Vor dem Haus stehen zwei Männer in schwarzen Uniformen im überdachten Eingang auf der Treppe. Der eine ist groß und kräftig, der andere eher klein und dicklich. Sie scheinen auf jemanden zu warten. Am anderen Ende der Straße taucht jetzt mein Vater auf. Wegen des Regens geht er sehr schnell und zieht den Kopf in den hochgeschlagenen Mantelkragen. Ich drücke mich in einen Hauseingang. Die beiden Männer treten auf den Gehweg, schlagen die Hacken zusammen und grüßen mit erhobenem Arm. Mein Vater erwidert den Gruß, und sie schütteln sich die Hände. Ich kann nicht verstehen, was sie sagen. Der Kleine sieht auf seine Armbanduhr und zuckt mit den Achseln. Vater klopft ihm auf die Schulter, dann deutet er auf einen Wagen, der die Einfahrt zum Hof blockiert. Der kleine Mann macht eine wegwerfende Bewegung mit der Hand.

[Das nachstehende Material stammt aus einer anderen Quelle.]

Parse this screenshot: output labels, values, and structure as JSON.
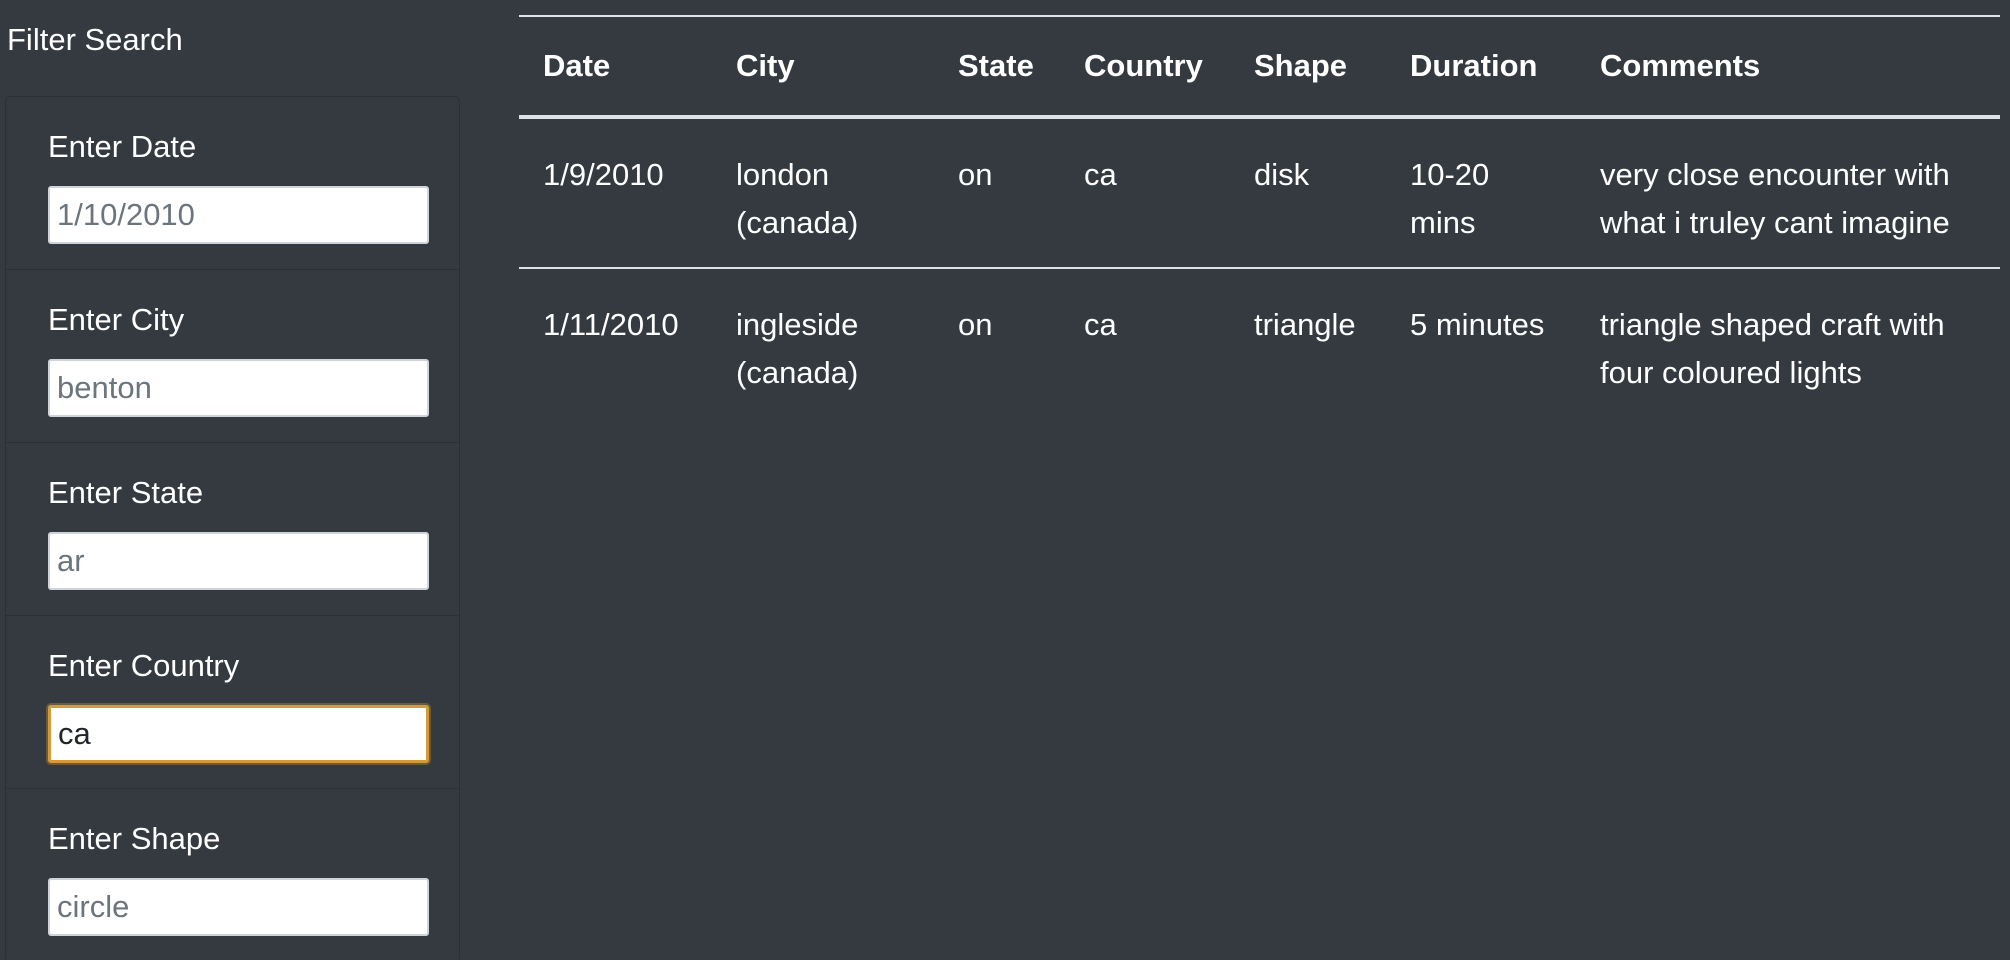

Mein Vater betritt die Gestapoleitstelle.
Ein schwarzes Auto fährt an mir vorbei und bremst scharf vor dem Eingang. Der große Mann reißt die hintere Tür des Wagens auf.
»Los, raus!«, höre ich ihn rufen.
Ein Bündel fliegt aus dem Wagen und landet auf dem Pflaster. Der kleine Dicke zerrt es hoch, und ich kann erkennen, dass es ein Mensch ist, ein blasser Junge in einem auffälligen Anzug, dem die langen Haare wirr im Gesicht kleben. Ich glaube, ich habe ihn schon einmal gesehen … Er trägt Handschellen und blutet aus der Nase. Die beiden greifen ihm unter die Arme und zerren ihn die Treppe hinauf. Bei den Swings habe ich ihn gesehen. Sein Kopf knallt dumpf gegen die Tür. Der Dicke lacht. Im ersten Stock geht in einem Fenster das Licht an – im Büro meines Vaters.
Werners wütende und abweisende Stimme klingt mir im Ohr. Plötzlich verstehe ich: Er weiß irgendwoher, dass ich meinem Vater von den Swings erzählt habe. Dabei wollte er das gerne selber in die Hand nehmen.